Die Welt der Indianer in Brasilien steht im Mittelpunkt zweier sehr unterschiedlicher Bücher von Betty Mindlin und Bernardo Carvalho. Die nordamerikanische Wirtschaftswissenschaftlerin und Anthropologin Mindlin hat in der Anthologie "Der gegrillte Mann" erotische Erzählungen zusammengefasst. Für seinen Roman "Neun Nächte" recherchierte der Journalist Carvakho bei den Kraho-Indianern.

Von Margrit Klingler-Clavijo. | 04.09.2006
    Die Ureinwohner Brasiliens, die Indianer, werden allen Katastrophenmeldungen zum Trotz zunehmend politisch und literarisch sichtbar- ja, sie schreiben sogar wie der am Rande von Sao Paulo lebende Daniel Munduruku ihre eigenen Erzählungen. Auf Deutsch liegen nun zwei Werke vor, in denen es auf ganz unterschiedliche, geradezu komplementäre Weise um die brasilianischen Indianer geht: "Der gegrillte Mann", eine Anthologie mit erotischen Erzählungen verschiedener Indianervölker, die Betty Mindlin zusammengetragen hat, sowie der Roman "Neun Nächte" des 1960 in Rio geborenen Schriftstellers Bernardo Carvalho. Darin versucht ein brasilianischer Journalist im Jahr 2001 herauszufinden, warum der nordamerikanische Anthropologe Bell Quain 1939 bei den Kraho-Indianern Selbstmord beging.

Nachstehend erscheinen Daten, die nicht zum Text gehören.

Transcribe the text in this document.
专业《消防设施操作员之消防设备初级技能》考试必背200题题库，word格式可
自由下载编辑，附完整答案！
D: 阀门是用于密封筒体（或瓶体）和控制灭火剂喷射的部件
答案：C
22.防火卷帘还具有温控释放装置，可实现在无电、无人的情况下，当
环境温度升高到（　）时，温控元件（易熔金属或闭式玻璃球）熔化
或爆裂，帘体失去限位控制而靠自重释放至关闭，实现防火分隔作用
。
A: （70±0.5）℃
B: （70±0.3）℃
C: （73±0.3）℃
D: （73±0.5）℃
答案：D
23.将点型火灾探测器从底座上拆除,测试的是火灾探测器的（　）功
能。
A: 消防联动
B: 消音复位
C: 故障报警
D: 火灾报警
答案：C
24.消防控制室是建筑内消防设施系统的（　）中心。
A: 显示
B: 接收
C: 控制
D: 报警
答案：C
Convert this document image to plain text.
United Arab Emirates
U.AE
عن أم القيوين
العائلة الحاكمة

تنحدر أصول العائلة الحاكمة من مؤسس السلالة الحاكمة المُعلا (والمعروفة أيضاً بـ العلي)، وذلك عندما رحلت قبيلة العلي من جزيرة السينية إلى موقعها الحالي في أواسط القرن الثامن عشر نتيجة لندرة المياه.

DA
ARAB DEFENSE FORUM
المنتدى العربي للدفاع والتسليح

    In den 30er Jahren des letzten Jahrhunderts war Brasilien der Tummelplatz für nordamerikanische und europäische Anthropologen vom Schlag eines Claude Levi-Strauss oder Alfred Metraux. Zählt die nordamerikanische Wirtschaftswissenschaftlerin und Anthropologin Betty Mindlin, die sich seit Ende der 70er Jahre intensiv mit den Indianern beschäftigt und auf vielen Ebenen tatkräftig für deren Belange einsetzt, etwa auch zu jener Sorte Anthropologen, die, wie Bernardo Carvalho konstatiert, "im Widerstreit zu der Welt lebten, der sie angehörten" und die deshalb in die Südsee oder nach Brasilien gingen? Betty Mindlin räumt ein, dass solche Beweggründe womöglich ganz am Anfang, als sie zu ihren ersten Feldforschungsarbeiten aufgebrochen ist, mitgeschwungen haben.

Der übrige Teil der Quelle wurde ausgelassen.